Jako wyjaśnienia wysunięto wiele teorii. Widać, że świadomie nie mogli się na to zdecydować. Z drugiej strony mogli stracić swoje wewnętrzne punkty odniesienia. Mogło to wpłynąć na złą ekologię. To prawie zawsze dzieje się po ćwiczeniach morskich. Ponadto zwierzęta mogą po prostu zachorować, jak to ma miejsce w przypadku zwierząt domowych, które nagle odmawiają jedzenia i umierają, ale nie winimy ich za samobójstwo.

Film promocyjny:

Jednak największe szkody, za które odpowiedzialność ponosi człowiek, wyrządza nawigacja - hałas silników statków poważnie uszkadza nadwrażliwe narządy zwierząt odpowiedzialne za orientację akustyczną.

Ale wszystkie te teorie zderzają się z prostym faktem: tysiące lat temu, kiedy nie istniał żaden statek napędzany śmigłem, a natura była nieskazitelna, zwierzęta zachowywały się w ten sam sposób.
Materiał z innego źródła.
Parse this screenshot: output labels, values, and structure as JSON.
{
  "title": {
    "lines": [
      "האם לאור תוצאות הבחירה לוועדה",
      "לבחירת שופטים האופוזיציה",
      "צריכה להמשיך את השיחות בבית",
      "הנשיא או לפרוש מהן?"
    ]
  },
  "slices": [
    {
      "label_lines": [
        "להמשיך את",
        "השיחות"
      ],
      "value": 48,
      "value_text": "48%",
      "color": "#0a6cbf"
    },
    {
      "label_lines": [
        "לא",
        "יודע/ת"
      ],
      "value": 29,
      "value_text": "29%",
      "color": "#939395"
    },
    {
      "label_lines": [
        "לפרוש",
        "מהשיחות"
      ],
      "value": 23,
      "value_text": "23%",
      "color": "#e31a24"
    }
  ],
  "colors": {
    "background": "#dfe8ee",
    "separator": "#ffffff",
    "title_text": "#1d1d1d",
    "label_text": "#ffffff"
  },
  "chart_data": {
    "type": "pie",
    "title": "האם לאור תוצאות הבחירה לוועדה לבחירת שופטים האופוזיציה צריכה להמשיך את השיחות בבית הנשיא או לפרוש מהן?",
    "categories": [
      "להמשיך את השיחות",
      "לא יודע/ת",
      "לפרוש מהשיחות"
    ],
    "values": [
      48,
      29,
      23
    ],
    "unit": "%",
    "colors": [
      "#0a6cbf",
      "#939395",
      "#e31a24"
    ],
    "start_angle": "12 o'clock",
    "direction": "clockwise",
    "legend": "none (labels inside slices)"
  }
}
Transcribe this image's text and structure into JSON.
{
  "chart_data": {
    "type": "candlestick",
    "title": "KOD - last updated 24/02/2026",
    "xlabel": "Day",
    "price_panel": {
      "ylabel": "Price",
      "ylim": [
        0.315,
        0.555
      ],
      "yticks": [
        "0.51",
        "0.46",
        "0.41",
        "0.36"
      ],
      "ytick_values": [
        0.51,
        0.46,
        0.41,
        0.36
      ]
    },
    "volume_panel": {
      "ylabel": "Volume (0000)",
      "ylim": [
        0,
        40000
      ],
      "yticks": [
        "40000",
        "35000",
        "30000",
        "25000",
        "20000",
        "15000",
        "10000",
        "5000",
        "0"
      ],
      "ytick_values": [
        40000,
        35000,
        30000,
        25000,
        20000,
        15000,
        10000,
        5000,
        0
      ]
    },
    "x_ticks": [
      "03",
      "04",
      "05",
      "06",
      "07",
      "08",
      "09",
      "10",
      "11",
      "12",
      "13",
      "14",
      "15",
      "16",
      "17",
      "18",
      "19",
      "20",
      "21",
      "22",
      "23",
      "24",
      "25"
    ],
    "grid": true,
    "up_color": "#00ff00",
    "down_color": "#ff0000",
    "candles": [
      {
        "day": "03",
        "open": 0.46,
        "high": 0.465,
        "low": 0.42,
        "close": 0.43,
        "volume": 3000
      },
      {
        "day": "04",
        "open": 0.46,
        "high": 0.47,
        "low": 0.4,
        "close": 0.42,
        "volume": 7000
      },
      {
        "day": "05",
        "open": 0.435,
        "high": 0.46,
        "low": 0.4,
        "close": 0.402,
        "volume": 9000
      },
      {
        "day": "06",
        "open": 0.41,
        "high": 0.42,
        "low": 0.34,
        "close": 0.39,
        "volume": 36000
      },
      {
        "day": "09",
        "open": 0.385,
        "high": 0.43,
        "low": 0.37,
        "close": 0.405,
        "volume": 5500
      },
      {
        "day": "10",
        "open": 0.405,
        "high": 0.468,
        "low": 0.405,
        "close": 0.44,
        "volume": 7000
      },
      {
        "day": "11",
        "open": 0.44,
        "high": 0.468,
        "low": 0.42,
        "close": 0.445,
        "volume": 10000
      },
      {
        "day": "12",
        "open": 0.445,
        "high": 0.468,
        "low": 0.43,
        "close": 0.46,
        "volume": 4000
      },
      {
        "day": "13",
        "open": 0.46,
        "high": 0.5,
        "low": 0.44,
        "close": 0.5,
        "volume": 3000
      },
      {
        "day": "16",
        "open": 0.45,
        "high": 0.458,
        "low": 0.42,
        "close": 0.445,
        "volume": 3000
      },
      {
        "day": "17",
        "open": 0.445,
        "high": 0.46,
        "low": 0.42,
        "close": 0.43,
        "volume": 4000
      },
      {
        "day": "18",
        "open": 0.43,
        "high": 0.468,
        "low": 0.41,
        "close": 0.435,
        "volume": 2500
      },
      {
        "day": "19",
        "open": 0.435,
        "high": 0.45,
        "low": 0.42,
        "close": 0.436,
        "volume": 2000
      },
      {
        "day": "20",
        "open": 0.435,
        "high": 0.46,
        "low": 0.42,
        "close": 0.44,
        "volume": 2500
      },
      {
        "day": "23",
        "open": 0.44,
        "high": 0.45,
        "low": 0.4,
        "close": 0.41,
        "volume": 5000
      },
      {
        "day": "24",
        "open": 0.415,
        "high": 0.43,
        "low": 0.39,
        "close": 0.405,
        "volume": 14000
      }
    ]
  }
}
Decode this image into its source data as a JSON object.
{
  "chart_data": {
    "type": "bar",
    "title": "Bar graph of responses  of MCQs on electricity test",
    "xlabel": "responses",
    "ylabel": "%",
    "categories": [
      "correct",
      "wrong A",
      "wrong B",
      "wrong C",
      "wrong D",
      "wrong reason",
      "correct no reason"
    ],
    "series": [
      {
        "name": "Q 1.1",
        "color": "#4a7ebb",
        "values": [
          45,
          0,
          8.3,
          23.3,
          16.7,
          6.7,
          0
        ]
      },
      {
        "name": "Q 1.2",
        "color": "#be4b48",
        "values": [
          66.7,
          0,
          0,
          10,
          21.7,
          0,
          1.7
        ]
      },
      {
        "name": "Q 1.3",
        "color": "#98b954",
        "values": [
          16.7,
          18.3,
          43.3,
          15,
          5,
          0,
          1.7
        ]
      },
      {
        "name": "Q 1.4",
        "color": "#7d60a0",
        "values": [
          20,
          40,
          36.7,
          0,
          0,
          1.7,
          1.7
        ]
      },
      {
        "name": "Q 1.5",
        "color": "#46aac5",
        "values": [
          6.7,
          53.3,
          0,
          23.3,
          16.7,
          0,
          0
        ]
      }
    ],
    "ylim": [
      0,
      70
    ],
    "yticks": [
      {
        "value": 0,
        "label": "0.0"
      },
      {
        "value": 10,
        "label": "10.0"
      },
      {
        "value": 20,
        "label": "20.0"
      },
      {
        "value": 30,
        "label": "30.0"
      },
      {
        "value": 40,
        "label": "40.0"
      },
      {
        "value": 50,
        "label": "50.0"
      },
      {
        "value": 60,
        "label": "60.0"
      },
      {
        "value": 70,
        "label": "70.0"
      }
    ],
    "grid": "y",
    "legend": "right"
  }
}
Z jakiegoś powodu wielu nie bierze pod uwagę tego faktu. Oczywiście pod wpływem działalności człowieka liczba takich przypadków wzrosła, ale zdarzały się one już wcześniej, co oznacza, że problem ten ma zupełnie inny charakter niż się powszechnie uważa. Owce pomogą zrozumieć ten problem.

Całkiem niedawno, pod koniec 2005 roku, doszło w Turcji do niewiarygodnego incydentu: kilka stad owiec na raz podjęło podstawowe skoki (skoki z wysokości) tylko bez spadochronów w wąwozie niedaleko pastwiska. Każda z nich - 1500 owiec - skoczyła w przepaść, wyrządzając właścicielom straty na ponad 100 000 dolarów, a zaczęło się od jednej odważnej i szalonej owcy, a następnie następnych. Jedna trzecia owiec zdechła, a pozostałe dwie trzecie upadło na miękką powierzchnię.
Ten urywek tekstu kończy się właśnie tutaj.